Abenquine A (1) showed poor antifungal activity against dermatophytic fungi (T. rubrum, T. mentagrophytes, M. canis, for further details see supplementary information).

Discussion

Streptomyces sp. strain DB634 was taxonomically identified as belonging to the genus Streptomyces. An unambiguous identification on the species level was not possible. According to 16S rRNA gene sequence similarity the strain is closely related to S. caelestis. However, the spore surface of strain DB634 clearly showed them to be spiny-type spores, which disagrees with the description of rugose-type spores for S. caelestis.6

The abenquines are simple aminobenzoquinones substituted with different amino acids. Even though aminobenzoquinones are often found in natural products, the substitution with an unmodified amino acid is rare. Structurally related compounds that share N-substituted aminobenzoquinones as a structural feature are lepiotaquinone (from Lepiota americana)7 and lilacinone (from Lactarius lilacinus),8 which are found as pigments in fungi. Among bacterial metabolites, the aminobenzoquinone substructure is found, for example, in ansamycin-type antibiotics or mitomycin.9 Interestingly, apart from fungi and bacteria, sponges also produce metabolites such as nakijiquinones,10 which emerge from benzoquinones and amino acids.

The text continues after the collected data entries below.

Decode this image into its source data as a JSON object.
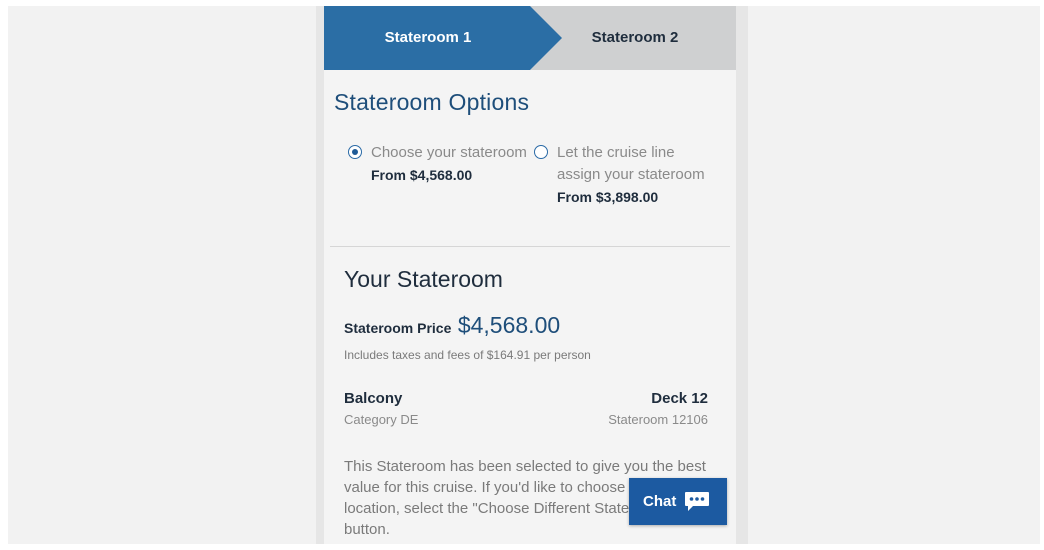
{
  "steps": [
    {
      "label": "Stateroom 1",
      "active": true
    },
    {
      "label": "Stateroom 2",
      "active": false
    }
  ],
  "options": {
    "title": "Stateroom Options",
    "choose": {
      "label": "Choose your stateroom",
      "price": "From $4,568.00",
      "selected": true
    },
    "assign": {
      "label": "Let the cruise line assign your stateroom",
      "price": "From $3,898.00",
      "selected": false
    }
  },
  "your_stateroom": {
    "title": "Your Stateroom",
    "price_label": "Stateroom Price",
    "price_value": "$4,568.00",
    "fees": "Includes taxes and fees of $164.91 per person",
    "type": "Balcony",
    "category": "Category DE",
    "deck": "Deck 12",
    "stateroom": "Stateroom 12106",
    "description": "This Stateroom has been selected to give you the best value for this cruise. If you'd like to choose another location, select the \"Choose Different Stateroom\" button."
  },
  "chat": {
    "label": "Chat",
    "icon": "chat-bubble-icon"
  },
  "colors": {
    "active_step": "#2b6ea5",
    "inactive_step": "#cfd0d1",
    "heading_blue": "#1e4e7a",
    "chat_blue": "#1c5aa1"
  }
}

The fact that among natural products the abenquines represent rare combinations of benzoquinones and amino acids certainly raises questions concerning their biosynthesis. The reaction of quinones with amino acids has been reported to take place under mild conditions and without the involvement of enzymes.11 The chemical reaction of amino acids with benzoquinone has even been described as a method for the quantitative determination of amino acids.10 Thus, a produced N-acetyl-aminobenzoquinone might function as a Michael acceptor for a number of amino acids. The wide spectrum of amino acids that are incorporated in the course of our feeding experiments supports this assumption. However, the possibility that one or more enzymes are involved in the formation of the abenquines cannot be ruled out. Especially, the very short production time and the rapid degradation of the abenquines suggest the involvement of enzymes. A laccase could be a possible candidate responsible for the formation of the abenquines, because enzymes of this group have been reported to mediate the adduction of amino acids to hydroquinones.12

The abenquines inhibit PDE4. In comparison with the selective PDE4 inhibitor rolipram,5 the abenquines exhibited fivefold less potent activity. PDE4 degrades the ubiquitous second messenger cAMP to adenosinemonophosphate. Therefore, selective PDE4 inhibitors have become an important pharmacological tool as novel therapeutics for, for example, the treatment of inflammatory diseases such as asthma, chronic obstructive pulmonary disease or multiple sclerosis.13 Interestingly, we could already show that the amino-acid residue of the molecule is of importance for the activity, that is, the two compounds with aromatic amino acids have a much more potent activity than the molecules comprising the two smaller and non-aromatic ones.